Why should the US be so interested in the fate of Colombia? Because Colombia is a fantastically resource-rich country—and we are just around the corner from the FTAA (Free Trade of the America’s Agreement). That means the multinational corporations have but a few years to neutralize subversive elements so that when free trade comes, the country will be ripe for the picking. That is why there are currently 2 million internally displaced Colombians. That is also why not just guerillas, but indigenous peoples, peasants, social movements and labor unions are being systematically targeted by terror. Last year alone 169 labor leaders were assassinated in Colombia. The paramilitary strategy of terror is aimed at destroying all social movements so that multinational interests will be able to function unhindered. The principal is “terror now, investment later.” It is not complicated. Follow the money. It was Enron and the US-Colombian Business Partnership that led congressional lobbying for Plan Colombia. Oil is 25% of all Colombian exports, surpassing even coffee at just 15%.

But as long as our newspapers separate the front page from the business section, our ignorance will remain in tact.
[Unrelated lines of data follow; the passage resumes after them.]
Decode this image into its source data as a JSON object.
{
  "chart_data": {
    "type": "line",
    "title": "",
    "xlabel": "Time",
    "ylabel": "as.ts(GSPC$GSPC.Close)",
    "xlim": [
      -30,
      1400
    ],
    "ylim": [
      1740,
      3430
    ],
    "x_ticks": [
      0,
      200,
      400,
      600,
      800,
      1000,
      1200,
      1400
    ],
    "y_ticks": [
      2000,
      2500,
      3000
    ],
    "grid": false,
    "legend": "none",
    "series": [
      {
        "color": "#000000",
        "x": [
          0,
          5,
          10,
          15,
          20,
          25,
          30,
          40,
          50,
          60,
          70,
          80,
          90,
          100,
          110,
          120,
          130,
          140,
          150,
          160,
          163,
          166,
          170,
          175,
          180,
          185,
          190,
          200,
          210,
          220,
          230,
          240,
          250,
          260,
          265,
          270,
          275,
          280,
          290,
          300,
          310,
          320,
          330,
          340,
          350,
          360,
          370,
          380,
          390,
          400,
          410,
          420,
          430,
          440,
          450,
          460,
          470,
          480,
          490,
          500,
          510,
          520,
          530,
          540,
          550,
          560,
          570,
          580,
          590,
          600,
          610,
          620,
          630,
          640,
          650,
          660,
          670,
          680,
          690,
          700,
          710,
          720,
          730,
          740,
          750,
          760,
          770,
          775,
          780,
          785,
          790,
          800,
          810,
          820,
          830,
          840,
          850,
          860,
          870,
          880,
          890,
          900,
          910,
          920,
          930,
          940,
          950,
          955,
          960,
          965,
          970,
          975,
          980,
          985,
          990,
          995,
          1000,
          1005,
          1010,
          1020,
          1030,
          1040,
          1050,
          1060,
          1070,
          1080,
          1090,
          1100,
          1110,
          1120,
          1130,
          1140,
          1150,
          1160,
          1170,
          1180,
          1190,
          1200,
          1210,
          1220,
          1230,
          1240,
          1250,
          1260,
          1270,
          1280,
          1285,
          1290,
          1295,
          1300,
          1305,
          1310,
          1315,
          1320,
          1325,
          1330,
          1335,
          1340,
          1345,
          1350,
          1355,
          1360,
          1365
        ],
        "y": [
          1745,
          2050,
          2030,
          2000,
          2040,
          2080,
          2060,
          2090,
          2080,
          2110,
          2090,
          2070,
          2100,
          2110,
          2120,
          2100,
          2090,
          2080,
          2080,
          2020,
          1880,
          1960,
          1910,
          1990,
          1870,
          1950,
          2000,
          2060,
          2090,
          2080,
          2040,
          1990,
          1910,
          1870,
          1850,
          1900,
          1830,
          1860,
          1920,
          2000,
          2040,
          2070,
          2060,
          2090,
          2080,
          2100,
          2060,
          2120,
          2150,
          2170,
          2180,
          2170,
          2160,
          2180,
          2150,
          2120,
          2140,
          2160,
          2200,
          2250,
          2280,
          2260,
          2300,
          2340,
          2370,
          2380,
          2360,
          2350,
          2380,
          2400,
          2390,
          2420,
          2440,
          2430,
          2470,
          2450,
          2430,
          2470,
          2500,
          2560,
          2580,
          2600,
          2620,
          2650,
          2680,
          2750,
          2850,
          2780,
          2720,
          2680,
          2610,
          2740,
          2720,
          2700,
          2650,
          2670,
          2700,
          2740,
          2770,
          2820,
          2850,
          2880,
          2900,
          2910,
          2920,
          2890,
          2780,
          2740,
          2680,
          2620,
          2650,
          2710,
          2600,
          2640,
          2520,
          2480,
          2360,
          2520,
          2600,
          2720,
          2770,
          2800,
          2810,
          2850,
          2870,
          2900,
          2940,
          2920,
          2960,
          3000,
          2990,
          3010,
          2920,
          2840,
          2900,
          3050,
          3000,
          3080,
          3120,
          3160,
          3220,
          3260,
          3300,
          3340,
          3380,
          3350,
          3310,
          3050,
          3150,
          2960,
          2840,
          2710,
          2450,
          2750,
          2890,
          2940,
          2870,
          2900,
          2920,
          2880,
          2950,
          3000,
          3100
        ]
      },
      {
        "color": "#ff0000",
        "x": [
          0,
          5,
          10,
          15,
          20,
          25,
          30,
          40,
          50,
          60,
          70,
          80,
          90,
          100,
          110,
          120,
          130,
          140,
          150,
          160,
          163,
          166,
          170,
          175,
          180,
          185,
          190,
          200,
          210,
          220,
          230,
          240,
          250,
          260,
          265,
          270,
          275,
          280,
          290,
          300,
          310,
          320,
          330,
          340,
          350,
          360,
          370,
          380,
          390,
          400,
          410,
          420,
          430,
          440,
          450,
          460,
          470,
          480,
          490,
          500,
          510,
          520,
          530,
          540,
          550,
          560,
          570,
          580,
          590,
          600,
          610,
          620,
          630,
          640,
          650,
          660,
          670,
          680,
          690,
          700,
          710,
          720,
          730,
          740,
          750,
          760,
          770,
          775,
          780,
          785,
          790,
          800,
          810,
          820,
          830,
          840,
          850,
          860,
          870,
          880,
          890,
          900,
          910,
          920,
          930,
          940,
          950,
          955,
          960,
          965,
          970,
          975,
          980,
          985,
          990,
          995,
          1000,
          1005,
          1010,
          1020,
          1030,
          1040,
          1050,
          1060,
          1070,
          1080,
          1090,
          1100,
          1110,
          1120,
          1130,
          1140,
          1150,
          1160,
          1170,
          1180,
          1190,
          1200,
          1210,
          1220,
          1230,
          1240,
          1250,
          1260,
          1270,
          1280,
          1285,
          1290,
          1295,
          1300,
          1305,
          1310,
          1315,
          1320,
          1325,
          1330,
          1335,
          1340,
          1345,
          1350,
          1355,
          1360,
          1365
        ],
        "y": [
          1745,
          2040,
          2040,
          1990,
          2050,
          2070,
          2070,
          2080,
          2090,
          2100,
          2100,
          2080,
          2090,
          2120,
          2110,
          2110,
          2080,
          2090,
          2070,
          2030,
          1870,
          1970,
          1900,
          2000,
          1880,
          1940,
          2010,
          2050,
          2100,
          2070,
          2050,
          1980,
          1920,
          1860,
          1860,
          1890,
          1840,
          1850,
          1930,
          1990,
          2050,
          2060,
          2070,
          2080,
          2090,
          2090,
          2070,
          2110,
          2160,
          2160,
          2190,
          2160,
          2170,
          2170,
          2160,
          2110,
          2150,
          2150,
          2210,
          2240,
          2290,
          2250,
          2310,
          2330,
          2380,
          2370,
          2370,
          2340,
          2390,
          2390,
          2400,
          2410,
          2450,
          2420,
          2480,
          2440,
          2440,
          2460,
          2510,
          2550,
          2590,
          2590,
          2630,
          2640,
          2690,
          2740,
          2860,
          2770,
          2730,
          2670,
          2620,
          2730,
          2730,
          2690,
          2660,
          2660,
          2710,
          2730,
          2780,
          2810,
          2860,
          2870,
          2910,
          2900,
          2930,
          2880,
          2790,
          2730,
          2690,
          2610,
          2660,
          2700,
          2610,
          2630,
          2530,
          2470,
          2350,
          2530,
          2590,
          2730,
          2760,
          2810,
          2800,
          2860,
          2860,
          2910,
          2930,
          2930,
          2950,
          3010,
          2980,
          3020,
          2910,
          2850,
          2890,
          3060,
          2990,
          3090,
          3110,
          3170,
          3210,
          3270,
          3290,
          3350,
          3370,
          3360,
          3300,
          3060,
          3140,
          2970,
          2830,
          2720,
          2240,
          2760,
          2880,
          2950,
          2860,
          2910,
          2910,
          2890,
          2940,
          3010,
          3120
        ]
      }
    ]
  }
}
This ignorance is being cultivated by forces beyond the news media—Hollywood is also stepping up the propaganda campaign with films like “Collateral Damage.” For those of you unfamiliar with the film, it is about an American firefighter, played by Arnold Schwartzenegger, whose wife and child are accidentally killed when a bomb goes off at a Colombian embassy in L.A. (they are the 'collateral damage' alluded to in the film's title.) Arnie then begs the CIA to go to Colombia and catch the killer, but the CIA officer (played by Elias Koteas) says their hands are tied—apprehending the killer would disrupt the peace talks!!!

I wont spoil the ending for you but I will say that the basic ideological thrust of the film is that although it recognizes that Colombia is a messy conflict in which innocent civilians are being killed, it is ultimately worth it because the drug war is such a noble cause. The film takes a kind of “tough love” resolution.

Another recent piece of disinformation came to us during the Superbowl telecast. The White House Office on National Drug Policy released the following ad to an estimated 86.8 million viewers:

ON SCREEN: Montage of American teenagers, each of whom recites one of the following lines:

"I helped murder families in Colombia."

"I helped kidnap people's dads."

"I helped kids learn how to kill."

"I helped kill policemen."

"Drug money supports terror," the 30-second television ad concluded. "If you buy drugs, you might too."

Drug money does indeed support terror. But according to a UN report released February 26 2002, Klaus Nyhold, head of the U.N. Drug Control Program in Colombia, Venezuela and Ecuador, the growing role of the far-right forces in narcotics trafficking had been largely ignored as the government steps up its war against FARC. The report went on to state that FARC was more involved in the low-level production side (taxing peasant coca growers), while paramilitaries – many of whom had links to the former Medellin and Cali cartels –were directly involved in trafficking.

Despite all the talk about fighting drugs, Plan Colombia is in reality is backing the new Pablo Escobar—AUC commander Carlos Castano. The other irony is that this US military intervention in the name of 'fighting terror' is actually INCREASING terror, as military-aid given to the Colombian government is used by paramilitary death squads to terrorize the civilian populace. Reports have been coming out of Colombia stating that paramilitaries are using chainsaws to dismember their victims, raping men in front of their families, ‘disappear’ people, and in one case that the New Internationalist reported they played soccer with heads they had decapitated before putting them on stakes, facing the direction of the mining project that they had come to ‘announce’.

The contradictions pile up as quickly as the bodycount. As the hawks in Washington eye further increases in military aid to Colombia we must say YA BASTA! (Enough!). Right now in Ecuador people are taking to the streets to stop Plan Colombia/FTAA neo-colonialism. Take to the streets in Washington DC April 19-22 and let your voice be heard too!